~
3 февраля 2024 г. в 01:21
Кофе был слишком горячим. Слишком ярким, наверное, было солнце. Всё было слишком. Всё было будто бы не про Кваниля и не с Кванилем. В тот день, когда он ушёл из студии, хлопунв дверью, дрожь пробежала не только по стене от удара, но и по всему телу парня. Кваниль осознал, что слишком старался сохранить то, что рано или поздно должно было закончиться, потухнуть. Как кофе, как солнце, как и все в этом мире, который вызывает только мурашки и скрипение зубов от своей голой несправедливости.
Сидя на последней ступеньке подъездной лестницы где-то между пятым и шестым этажом, Кваниль нервно сминал губы, зарываясь пальцами обеих рук в свои спутанные волнистые волосы. Телефон, лежащий рядом на холодном бетоне, уже давно молчал, немо поблескивал в его темном экране тусклый свет лампочки. Подъезд был старый, серый, холодный, то ли потому, что на улице был конец октября, то ли потому, что Кваниля холод пробирал до дрожи изнутри. В голове всё ещё навязчивым тонким звуком играла мелодия, которую он так и не дописал двумя часами ранее, которая оборвалась хлопком двери. Эта незавершенность, неразрешенность аккордов ещё сильнее выбивала из колеи. Кваниль чувствовал, что у него нет сил просто встать и зайти в квартиру, поднявшись еще на два этажа. Кваниль понимал, что он не знает, что делать дальше. Кваниль не знал, есть ли смысл вообще делать что-либо. Есть ли смысл быть. Про жизнь он уже и не думал.
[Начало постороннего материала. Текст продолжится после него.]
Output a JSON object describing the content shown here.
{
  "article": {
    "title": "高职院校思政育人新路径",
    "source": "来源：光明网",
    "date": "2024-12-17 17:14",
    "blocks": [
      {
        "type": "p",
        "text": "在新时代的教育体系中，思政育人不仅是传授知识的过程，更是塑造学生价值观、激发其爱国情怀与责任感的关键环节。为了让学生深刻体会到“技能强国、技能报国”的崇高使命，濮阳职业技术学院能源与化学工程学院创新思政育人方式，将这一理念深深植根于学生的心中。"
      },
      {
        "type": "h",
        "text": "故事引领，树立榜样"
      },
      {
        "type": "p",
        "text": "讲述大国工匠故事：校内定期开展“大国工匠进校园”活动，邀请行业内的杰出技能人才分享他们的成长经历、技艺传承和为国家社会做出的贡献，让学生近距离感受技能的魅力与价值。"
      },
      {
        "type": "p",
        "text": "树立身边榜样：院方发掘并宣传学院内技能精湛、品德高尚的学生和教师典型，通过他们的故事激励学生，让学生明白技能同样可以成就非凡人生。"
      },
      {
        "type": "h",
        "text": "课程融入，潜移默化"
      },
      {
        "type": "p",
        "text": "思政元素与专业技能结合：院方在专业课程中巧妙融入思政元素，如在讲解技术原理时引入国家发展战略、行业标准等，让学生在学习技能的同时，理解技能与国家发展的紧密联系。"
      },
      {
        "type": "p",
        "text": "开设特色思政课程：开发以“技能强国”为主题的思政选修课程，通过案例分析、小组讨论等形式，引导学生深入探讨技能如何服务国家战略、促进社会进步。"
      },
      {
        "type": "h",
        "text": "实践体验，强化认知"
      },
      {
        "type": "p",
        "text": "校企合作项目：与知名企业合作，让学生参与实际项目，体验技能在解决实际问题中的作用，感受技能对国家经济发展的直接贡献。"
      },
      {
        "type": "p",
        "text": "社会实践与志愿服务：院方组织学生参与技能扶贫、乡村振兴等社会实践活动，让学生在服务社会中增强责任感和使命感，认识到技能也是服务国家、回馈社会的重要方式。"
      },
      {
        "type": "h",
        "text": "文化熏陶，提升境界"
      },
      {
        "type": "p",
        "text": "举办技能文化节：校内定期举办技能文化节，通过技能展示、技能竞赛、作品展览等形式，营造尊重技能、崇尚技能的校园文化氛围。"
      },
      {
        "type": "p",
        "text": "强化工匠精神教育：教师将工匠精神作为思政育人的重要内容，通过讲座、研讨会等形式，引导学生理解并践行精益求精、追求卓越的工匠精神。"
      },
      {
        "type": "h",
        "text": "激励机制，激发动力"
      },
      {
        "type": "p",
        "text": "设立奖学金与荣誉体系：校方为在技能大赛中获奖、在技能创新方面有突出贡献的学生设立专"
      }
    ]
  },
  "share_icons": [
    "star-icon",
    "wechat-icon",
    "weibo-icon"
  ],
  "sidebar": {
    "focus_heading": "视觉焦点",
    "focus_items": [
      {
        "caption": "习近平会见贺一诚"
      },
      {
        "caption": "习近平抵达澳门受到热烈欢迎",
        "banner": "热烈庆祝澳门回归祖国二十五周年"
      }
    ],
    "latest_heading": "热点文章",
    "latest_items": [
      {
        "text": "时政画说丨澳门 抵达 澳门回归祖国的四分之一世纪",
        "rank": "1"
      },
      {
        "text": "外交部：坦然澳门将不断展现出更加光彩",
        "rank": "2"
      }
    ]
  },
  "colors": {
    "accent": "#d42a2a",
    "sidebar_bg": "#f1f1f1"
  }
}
Всё это началось… Года два назад? Когда Кваниль только взял в руки гитару. До этого пробовал играть на фортепиано, даже пытался писать песни. Так, для себя. Гитару же он сознательно избегал. Вообще, струнных инструментов он боялся. Они казались ему голыми, как оголённые натянутые нервы были их струны. Было страшно их порвать. Но однажды Кваниль решился. Сначала неуверенно, потом зарабатывая себе первые мозоли. Ему нравились шершавые подушечки пальцев. Он улыбался сам себе, поглаживая их большим пальцем. Подружился с гитарой. Уже не боялся порвать струны. А потом понял, что даже любит играть. Гитара помогает коснуться собственной души, так он говорил Йечану. Йечан был его хёном, который, как никто другой знал, что такое стирать пальцы о струны. Сам же играл на скрипке уже много лет. Кстати, Йечан и настоял на том, чтобы Кваниль «приручил» и гитару. Йечан был и тем, кто развидел в Кваниле мультиинструменталиста. Зря.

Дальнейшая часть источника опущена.